SEC Sues Tesla CEO Elon Musk: What Happens Next?

Elon Musk’s controversial tweet about taking Tesla Inc. (TSLA) private could force him to step down as the CEO and chair of the electric-car maker, throwing the company that he helped to build into disarray.

On Thursday, the tech entrepreneur was accused by federal regulators of committing fraud after he tweeted last month that he had “funding secured” to buy out the stock. In a lawsuit, the Securities and Exchange Commission (SEC) said Musk “knew that he had never discussed a going-private transaction at $420 per share with any potential funding source,” adding that the statements and omissions of fact misled and harmed investors. Musk is also facing financial penalties.(See more: U.S. SEC Sues Tesla CEO Musk, Alleges Fraud Over Tweets)

Settlement and Potential Criminal Case

Most experts believe that a settlement is the most likely outcome of such charges. On Thursday night The Wall Street Journal citing unnamed sources reported that the SEC initially sought to reach an early settlement, but Musk and his lawyers made a last-minute decision to fight the case. That's when federal regulators hurriedly composed and filed the complaint threatening to prevent him for serving as an executive or director of publicly traded companies, one of the most serious punishments the agency can impose against a corporate executive.

Musk could now be forced to negotiate a settlement and possibly agree to step down, remain at the firm in a less powerful position or take a leave of absence.

"He can face a number of penalties ... he can have fines imposed against him, he can effectively be barred for a period of time or permanently from serving as a principal officer or a director of a public company," former SEC Chair Harvey Pitt told CNBC.

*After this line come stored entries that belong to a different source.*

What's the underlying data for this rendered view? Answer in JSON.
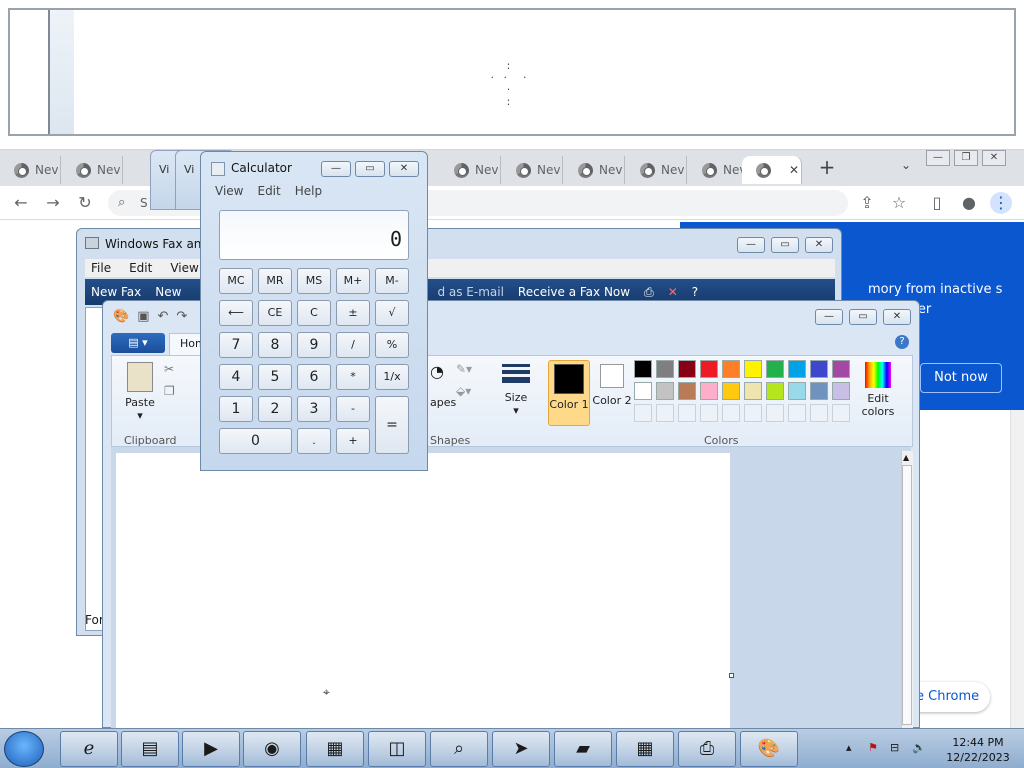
{
  "chrome": {
    "tabs": [
      {
        "label": "Nev"
      },
      {
        "label": "Nev"
      },
      {
        "label": "Nev"
      },
      {
        "label": "Nev"
      },
      {
        "label": "Nev"
      },
      {
        "label": "Nev"
      },
      {
        "label": "Nev"
      },
      {
        "label": "Nev"
      }
    ],
    "active_tab_label": "",
    "new_tab": "+",
    "omnibox_text": "S",
    "popup_text": "mory from inactive s and other",
    "popup_button": "Not now",
    "pill_text": "e Chrome"
  },
  "fax": {
    "title": "Windows Fax and",
    "menu": [
      "File",
      "Edit",
      "View",
      "T"
    ],
    "toolbar": [
      "New Fax",
      "New",
      "d as E-mail",
      "Receive a Fax Now"
    ],
    "status_text": "For"
  },
  "paint": {
    "home_tab": "Hom",
    "groups": {
      "clipboard": "Clipboard",
      "shapes": "Shapes",
      "colors": "Colors"
    },
    "paste": "Paste",
    "shapes_label": "apes",
    "size": "Size",
    "color1": "Color 1",
    "color2": "Color 2",
    "edit_colors": "Edit colors",
    "palette_row1": [
      "#000000",
      "#7f7f7f",
      "#880015",
      "#ed1c24",
      "#ff7f27",
      "#fff200",
      "#22b14c",
      "#00a2e8",
      "#3f48cc",
      "#a349a4"
    ],
    "palette_row2": [
      "#ffffff",
      "#c3c3c3",
      "#b97a57",
      "#ffaec9",
      "#ffc90e",
      "#efe4b0",
      "#b5e61d",
      "#99d9ea",
      "#7092be",
      "#c8bfe7"
    ]
  },
  "calculator": {
    "title": "Calculator",
    "menu": [
      "View",
      "Edit",
      "Help"
    ],
    "display": "0",
    "keys": {
      "mc": "MC",
      "mr": "MR",
      "ms": "MS",
      "mplus": "M+",
      "mminus": "M-",
      "back": "⟵",
      "ce": "CE",
      "c": "C",
      "pm": "±",
      "sqrt": "√",
      "k7": "7",
      "k8": "8",
      "k9": "9",
      "div": "/",
      "pct": "%",
      "k4": "4",
      "k5": "5",
      "k6": "6",
      "mul": "*",
      "recip": "1/x",
      "k1": "1",
      "k2": "2",
      "k3": "3",
      "sub": "-",
      "eq": "=",
      "k0": "0",
      "dot": ".",
      "add": "+"
    }
  },
  "ghosts": [
    "Vi",
    "Vi"
  ],
  "taskbar": {
    "time": "12:44 PM",
    "date": "12/22/2023"
  }
}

Pitt added that Musk could also face jail time and additional fines if he is found guilty in a second case recently opened by the Department of Justice. While the SEC investigations are civil, the DOJ files criminal charges and the two often work in tandem. The New York Times' James Stewart told CNBC that the emphasis on Musk's obsession with short sellers in the SEC's complaint "is laying the groundwork for a motive and a potential criminal case." (See also: Tesla is Facing a Criminal Investigation. What Does It Mean?)

Tesla Hurting

Though Tesla was not named as a defendant in the case, news that its leader risks being ousted from the company represents a serious blow. As the Journal reported, many analysts agree that Tesla’s $53 billion market value has been driven by Wall Street’s appreciation of Musk as a visionary and innovator.

Should Musk be forced to step down, Tesla could soon find itself out of favor with investors. According to David Whiston, an analyst for Morningstar Research Services, the tech giant might also find it harder to raise much-needed funds. “Without Musk, Tesla is just an auto maker burning too much cash and holding too much debt,” Whiston told the Journal.

Reuters columnists Antony Currie and Gina Chon noted that Tesla shareholders may soon find out what their company is really worth. "Tesla would be depleted without Musk, but also more rationally valued," they wrote.

On the other hand, tech investor and Tesla bull Gene Munster said this may be just what the company needs. "We've been advocating that Elon has a different role — stays at Tesla but different visionary role, non investor-related focus. I think there's an opportunity this will pave the way for some of that," Munster said Thursday on CNBC.

Tesla shares fell 11.92% in pre-market trading. (See also: Tesla Seen Facing Wild 20% Swings Amid Uncertainty.)

How Long Could Musk Be Banned for?

In its filing, the SEC did not provide a specific time frame on how long it wants to prevent Musk from running a public company. Though unlikely, John Coffee, a professor at Columbia Law School, told CNN Money that a judge could issue Musk with a "lifetime" ban.

Charles Whitehead, a professor at Cornell Law School, offered a more positive scenario. Speaking to CNN Money, he said that Musk could reach a settlement that enables him to remain at Tesla, albeit in a lesser role. "Why would the SEC want to harm the company more than the tweet itself?" Whitehead added. "That would be like throwing the baby out with the bathwater."

In a statement distributed by Tesla, Musk said: “This unjustified action by the SEC leaves me deeply saddened and disappointed. I have always taken action in the best interests of truth, transparency and investors. Integrity is the most important value in my life and the facts will show I never compromised this in any way.”

Tesla also issued a statement of its own on Thursday evening in support of Musk. "Tesla and the board of directors are fully confident in Elon, his integrity, and his leadership of the company, which has resulted in the most successful U.S. auto company in over a century. Our focus remains on the continued ramp of Model 3 production and delivering for our customers, shareholders and employees.”